RNase H-mediated degradation of pre-formed ASO:RNA duplexes and in vitro-synthesized RNAs targeted by ASOs.

(A) Schematic of the experimental setup for panels B and C. Applicable for some ASOs: Y, 8-oxo-dG residue; +, LNA sugar base. (B, C) Cleavage of pre-formed ASO:target RNA duplexes by RNase H. (B) Five femtomoles of ³³P-labeled substrate was treated with RNase H for the indicated times. The reaction products were collected, denatured by heating at 95°C for 2 min and analyzed by PAGE in native 15% gels. Arrows at right point to the substrate (S) and major cleavage product(s) (P). Results from one of three independent reproducible experiments are shown. (C) Kinetics of RNase H cleavage of different ASO:RNA duplexes. The amounts of radioactivity remaining in the uncleaved substrate were quantified using a Typhoon Trio instrument.
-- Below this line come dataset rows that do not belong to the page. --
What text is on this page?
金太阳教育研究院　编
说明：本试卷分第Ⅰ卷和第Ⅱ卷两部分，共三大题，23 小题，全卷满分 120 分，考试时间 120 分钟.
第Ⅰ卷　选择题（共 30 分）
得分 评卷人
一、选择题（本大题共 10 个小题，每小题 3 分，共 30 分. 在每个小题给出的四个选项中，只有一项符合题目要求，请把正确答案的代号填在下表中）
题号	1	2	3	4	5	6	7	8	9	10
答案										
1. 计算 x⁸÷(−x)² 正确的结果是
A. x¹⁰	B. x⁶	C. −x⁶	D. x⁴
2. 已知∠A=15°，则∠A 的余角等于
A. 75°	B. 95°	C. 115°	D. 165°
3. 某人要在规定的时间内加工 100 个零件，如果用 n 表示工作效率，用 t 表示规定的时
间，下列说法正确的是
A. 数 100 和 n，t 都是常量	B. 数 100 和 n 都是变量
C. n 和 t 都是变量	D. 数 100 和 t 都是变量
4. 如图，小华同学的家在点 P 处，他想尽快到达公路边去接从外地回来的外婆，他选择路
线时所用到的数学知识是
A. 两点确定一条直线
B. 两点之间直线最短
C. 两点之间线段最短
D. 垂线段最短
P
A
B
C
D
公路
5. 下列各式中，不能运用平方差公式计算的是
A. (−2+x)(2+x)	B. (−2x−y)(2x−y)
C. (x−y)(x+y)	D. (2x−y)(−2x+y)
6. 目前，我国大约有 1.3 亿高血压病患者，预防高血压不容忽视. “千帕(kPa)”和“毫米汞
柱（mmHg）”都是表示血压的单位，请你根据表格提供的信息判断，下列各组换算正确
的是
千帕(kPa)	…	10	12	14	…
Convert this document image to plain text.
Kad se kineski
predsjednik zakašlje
Quantifications were performed for each gel. The obtained values were normalized to the radioactivity present in the substrate before adding RNase H (set to 100%). Each point corresponds to the average of three independent experiments. Error bars indicate the standard deviation. (D) Cleavage of FR3131 RNA by RNase H in the presence of different ASOs. The RNA and ASOs were mixed and incubated at 37°C for 10 min; then, RNase H was added to the reaction mixture. RNA samples were collected at the indicated time points and analyzed by electrophoresis in native 0.8% TAE agarose gels. The results from one of three independent reproducible experiments are shown. S: substrate; P1 and P2: cleavage products.